In 2019, the British Payment Systems Regulator required banks, via their own codes of practice, to protect customers by putting a reasonable delay on remittances. The rationale for the move is that delays on abnormal transfers would provide a cool-off period for clients and give banks more time to block suspected fraud.
Australia is also facing rising fraud. Its losses last year exceeded A$3.1 billion (US$1.98 billion) — an 80 percent increase from 2021. The Australian government last year provided A$8.9 million to set up the Joint Policing Cybercrime Coordination Centre and in July established the National Anti-Scam Centre, which aims to “make it harder for scammers to take money and information from Australians.”

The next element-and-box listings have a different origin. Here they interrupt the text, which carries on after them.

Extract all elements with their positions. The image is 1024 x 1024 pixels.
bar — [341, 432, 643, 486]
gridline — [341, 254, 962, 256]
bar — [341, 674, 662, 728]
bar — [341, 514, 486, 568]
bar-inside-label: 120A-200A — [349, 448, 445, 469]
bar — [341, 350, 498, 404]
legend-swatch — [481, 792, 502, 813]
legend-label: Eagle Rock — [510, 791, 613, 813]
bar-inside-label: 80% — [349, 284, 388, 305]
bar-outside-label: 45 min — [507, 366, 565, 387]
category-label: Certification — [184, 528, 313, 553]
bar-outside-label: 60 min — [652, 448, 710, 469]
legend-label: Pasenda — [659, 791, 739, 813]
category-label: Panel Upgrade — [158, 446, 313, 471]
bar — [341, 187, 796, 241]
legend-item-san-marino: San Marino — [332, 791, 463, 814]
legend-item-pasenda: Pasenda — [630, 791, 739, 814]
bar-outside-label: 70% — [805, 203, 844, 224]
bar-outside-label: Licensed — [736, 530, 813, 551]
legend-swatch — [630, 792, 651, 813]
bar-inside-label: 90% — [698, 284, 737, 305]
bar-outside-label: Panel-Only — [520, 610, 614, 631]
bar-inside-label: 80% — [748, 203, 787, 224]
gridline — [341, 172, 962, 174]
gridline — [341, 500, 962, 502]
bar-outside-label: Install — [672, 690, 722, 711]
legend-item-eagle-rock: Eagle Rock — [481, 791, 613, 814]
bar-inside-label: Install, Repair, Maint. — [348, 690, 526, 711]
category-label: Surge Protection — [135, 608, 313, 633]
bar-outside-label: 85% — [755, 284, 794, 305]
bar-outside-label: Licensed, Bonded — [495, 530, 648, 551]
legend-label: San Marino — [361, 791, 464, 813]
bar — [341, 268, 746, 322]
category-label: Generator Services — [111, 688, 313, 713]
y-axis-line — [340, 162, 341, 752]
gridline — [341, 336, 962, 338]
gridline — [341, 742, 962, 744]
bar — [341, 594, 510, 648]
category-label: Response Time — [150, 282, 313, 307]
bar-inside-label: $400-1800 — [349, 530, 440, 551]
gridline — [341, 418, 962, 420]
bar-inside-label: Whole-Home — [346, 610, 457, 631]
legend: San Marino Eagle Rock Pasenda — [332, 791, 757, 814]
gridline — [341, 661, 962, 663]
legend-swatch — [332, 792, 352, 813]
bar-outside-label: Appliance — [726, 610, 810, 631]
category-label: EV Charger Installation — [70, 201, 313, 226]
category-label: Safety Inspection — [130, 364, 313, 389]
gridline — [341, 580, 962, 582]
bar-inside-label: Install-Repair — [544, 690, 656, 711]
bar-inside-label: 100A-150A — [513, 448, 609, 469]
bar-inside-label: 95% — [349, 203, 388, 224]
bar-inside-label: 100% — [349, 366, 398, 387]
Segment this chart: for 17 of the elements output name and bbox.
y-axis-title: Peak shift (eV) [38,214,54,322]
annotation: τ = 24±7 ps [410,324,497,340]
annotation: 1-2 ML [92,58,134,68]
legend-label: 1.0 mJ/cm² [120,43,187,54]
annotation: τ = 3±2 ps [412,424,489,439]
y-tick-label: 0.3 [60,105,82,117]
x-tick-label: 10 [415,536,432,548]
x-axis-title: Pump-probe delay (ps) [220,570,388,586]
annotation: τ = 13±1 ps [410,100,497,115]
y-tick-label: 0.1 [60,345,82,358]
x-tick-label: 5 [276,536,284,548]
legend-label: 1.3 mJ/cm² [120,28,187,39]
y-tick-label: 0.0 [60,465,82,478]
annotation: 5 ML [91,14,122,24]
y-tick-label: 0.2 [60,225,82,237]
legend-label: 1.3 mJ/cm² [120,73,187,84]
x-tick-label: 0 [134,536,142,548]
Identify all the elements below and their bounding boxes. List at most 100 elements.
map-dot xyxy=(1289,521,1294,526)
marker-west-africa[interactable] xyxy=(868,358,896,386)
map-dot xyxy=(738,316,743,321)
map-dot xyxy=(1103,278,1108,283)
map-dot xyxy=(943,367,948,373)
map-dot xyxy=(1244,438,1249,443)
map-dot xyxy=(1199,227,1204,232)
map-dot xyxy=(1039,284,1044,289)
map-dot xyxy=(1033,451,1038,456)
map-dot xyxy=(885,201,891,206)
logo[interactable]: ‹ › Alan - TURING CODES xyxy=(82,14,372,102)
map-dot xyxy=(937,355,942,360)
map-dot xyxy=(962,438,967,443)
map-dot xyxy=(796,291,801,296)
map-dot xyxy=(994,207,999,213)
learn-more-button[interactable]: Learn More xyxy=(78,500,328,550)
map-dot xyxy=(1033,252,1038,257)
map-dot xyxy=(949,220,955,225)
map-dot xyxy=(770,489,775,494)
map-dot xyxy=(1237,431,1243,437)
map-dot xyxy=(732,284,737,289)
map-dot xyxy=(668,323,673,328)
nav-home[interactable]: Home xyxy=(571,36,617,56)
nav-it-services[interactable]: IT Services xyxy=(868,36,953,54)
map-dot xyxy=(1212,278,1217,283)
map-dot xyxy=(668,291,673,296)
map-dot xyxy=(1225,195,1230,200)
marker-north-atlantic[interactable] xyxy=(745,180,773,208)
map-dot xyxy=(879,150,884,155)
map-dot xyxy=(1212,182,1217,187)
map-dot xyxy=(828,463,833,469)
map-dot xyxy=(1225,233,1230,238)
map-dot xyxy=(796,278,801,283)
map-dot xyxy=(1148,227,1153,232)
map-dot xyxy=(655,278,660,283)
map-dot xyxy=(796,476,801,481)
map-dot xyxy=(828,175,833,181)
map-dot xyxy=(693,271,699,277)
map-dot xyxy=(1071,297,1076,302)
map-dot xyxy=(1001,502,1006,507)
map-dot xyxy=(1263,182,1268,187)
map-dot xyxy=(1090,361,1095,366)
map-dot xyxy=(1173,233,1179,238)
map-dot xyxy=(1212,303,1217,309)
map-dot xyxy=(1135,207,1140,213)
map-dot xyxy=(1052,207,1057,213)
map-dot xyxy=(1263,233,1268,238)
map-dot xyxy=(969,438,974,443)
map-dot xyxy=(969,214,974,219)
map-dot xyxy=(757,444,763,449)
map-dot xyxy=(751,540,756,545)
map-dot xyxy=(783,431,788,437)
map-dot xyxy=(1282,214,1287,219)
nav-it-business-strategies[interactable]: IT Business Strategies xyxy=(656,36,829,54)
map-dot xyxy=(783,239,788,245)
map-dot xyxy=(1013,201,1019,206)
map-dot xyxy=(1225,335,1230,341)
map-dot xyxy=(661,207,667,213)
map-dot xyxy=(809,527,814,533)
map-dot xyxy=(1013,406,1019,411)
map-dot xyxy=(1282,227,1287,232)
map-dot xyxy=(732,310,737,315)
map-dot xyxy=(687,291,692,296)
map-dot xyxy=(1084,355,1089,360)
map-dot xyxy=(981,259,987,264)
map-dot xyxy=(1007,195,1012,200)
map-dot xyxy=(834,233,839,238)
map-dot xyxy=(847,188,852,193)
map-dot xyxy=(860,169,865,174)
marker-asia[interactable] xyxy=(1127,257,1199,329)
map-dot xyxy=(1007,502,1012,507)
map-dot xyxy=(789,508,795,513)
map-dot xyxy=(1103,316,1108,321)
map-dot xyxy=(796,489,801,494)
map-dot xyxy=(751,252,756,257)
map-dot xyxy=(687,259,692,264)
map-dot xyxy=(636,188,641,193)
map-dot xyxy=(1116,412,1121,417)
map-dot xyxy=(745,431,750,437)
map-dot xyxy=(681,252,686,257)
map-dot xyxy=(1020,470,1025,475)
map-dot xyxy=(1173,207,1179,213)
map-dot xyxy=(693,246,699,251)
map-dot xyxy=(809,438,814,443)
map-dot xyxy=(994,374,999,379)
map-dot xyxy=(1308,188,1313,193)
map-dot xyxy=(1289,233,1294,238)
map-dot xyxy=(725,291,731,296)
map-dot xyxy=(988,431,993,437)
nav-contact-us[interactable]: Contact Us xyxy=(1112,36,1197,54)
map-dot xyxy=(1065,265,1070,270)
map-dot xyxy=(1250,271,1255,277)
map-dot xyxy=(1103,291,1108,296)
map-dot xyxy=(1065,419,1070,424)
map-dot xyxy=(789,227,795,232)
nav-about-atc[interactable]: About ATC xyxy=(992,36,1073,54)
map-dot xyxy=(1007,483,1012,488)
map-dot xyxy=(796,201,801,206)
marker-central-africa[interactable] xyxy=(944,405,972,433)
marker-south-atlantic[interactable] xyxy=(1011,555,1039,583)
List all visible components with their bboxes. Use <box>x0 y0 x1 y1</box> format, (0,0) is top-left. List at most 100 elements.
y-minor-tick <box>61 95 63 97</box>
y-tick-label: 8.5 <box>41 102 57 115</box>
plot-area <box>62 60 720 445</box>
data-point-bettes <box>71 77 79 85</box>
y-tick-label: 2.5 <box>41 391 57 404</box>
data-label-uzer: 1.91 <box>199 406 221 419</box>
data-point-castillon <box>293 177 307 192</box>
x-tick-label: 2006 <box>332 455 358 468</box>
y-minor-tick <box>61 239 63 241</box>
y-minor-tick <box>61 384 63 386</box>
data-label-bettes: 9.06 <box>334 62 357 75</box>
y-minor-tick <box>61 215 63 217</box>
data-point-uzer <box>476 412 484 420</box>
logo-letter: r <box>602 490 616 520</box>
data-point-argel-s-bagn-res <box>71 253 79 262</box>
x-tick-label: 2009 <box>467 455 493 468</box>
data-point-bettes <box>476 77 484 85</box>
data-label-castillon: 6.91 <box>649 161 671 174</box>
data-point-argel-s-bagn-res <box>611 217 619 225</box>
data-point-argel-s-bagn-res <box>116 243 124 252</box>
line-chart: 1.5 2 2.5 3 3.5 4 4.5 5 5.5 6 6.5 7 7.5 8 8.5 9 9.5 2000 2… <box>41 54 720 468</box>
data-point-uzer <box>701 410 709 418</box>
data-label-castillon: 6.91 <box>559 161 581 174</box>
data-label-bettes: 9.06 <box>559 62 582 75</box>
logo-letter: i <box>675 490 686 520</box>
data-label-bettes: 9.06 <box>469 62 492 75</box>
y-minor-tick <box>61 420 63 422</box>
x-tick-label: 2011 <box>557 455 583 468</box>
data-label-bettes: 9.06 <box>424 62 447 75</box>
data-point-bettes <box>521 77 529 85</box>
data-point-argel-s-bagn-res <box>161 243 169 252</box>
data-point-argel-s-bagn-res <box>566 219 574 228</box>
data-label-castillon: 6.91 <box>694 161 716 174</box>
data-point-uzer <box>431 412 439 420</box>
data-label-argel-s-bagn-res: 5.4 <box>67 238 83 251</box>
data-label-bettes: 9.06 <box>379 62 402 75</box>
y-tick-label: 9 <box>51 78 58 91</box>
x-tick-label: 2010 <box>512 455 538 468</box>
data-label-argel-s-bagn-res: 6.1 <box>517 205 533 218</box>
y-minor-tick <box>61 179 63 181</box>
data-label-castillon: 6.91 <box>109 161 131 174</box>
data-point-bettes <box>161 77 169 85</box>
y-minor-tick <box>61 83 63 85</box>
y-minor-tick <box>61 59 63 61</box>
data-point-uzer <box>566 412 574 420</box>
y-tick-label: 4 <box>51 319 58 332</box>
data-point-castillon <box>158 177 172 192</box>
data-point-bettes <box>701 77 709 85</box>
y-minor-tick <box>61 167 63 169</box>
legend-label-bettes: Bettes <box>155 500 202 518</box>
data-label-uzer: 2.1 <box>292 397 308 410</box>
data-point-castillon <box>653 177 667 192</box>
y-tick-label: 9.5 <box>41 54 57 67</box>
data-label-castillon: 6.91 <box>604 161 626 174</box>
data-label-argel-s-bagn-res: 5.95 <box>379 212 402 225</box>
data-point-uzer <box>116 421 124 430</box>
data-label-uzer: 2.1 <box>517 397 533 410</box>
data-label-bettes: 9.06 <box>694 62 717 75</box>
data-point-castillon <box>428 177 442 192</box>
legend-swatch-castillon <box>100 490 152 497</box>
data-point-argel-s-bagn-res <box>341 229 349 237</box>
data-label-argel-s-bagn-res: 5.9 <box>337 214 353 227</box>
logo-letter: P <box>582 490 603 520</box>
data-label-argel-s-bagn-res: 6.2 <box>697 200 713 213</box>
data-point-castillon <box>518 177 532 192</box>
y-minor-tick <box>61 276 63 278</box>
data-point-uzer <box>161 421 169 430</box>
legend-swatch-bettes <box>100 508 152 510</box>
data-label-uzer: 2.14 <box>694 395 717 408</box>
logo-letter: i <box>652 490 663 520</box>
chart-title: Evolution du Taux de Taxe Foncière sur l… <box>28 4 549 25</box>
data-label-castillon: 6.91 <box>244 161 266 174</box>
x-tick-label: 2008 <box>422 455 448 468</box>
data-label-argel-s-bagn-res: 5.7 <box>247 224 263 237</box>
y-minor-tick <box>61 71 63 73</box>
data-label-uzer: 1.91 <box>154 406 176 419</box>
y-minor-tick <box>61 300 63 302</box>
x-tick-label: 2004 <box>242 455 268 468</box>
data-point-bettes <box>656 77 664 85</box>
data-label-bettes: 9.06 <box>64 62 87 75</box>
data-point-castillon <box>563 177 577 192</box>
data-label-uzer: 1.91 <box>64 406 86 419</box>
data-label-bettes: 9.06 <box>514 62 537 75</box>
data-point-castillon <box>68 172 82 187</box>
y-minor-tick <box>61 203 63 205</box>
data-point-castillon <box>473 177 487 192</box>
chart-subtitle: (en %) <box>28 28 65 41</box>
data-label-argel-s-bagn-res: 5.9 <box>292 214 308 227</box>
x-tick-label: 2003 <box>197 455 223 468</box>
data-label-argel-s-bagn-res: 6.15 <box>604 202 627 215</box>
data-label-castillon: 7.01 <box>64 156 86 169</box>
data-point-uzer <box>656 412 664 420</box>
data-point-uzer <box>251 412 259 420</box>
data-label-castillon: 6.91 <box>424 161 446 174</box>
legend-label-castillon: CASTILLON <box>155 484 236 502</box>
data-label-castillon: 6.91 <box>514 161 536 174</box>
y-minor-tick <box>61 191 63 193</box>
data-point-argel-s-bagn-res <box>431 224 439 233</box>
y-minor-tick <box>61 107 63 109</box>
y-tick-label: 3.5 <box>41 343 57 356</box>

Most Australian banks have their own anti-fraud departments, but the latest data released by the Australian Investments and Securities Commission show that banks blocked a mere 13 percent of fraud-related payments.
The commission has instructed banks to follow the UK’s example by taking stronger measures to block abnormal financial activity.
Taiwan’s fraud-blocking model employs cooperation between financial institutions and the police, with the Financial Supervisory Commission (FSC) and police using on-the-spot interventions at bank counters in all 368 townships, cities and districts. In the first half of this year, their efforts blocked a record NT$3.378 billion (US$105.16 million) of payments.
Taiwan’s methods to block Internet transfers can be upgraded to follow the examples of the UK and Australia by delaying abnormal online transfers, giving more time to block them.
In addition, the National Police Agency’s 165 Anti-fraud Hotline and the Project Eagle Eye fraud detection and prevention system, which is a collaborative project by Taipei Fubon Bank and the FSC, would enable earlier detection of abnormal activity. This would allow blocking operations to focus on a deeper level, cracking second and third-layer accounts that fraud syndicates go to great lengths to protect.
Because the deep accounts have no record of direct remittances from people who have been defrauded, it is not common for them to immediately be put on watch lists. This is because second and third-level accounts can only be discovered through retrieval and analysis by police personnel.
There is an urgent need to give banks the authority to use Internet tools to compile identification data and provide it to the police, instead of relying on analysis by police personnel. Only then would it be possible to effectively unearth the behind-the-scenes money-laundering centers used by fraud syndicates.
Such measures would make it harder for the “scamdemic” to spread in Taiwan.
Lin Shu-li is an officer of the National Police Agency’s Criminal Investigation Bureau.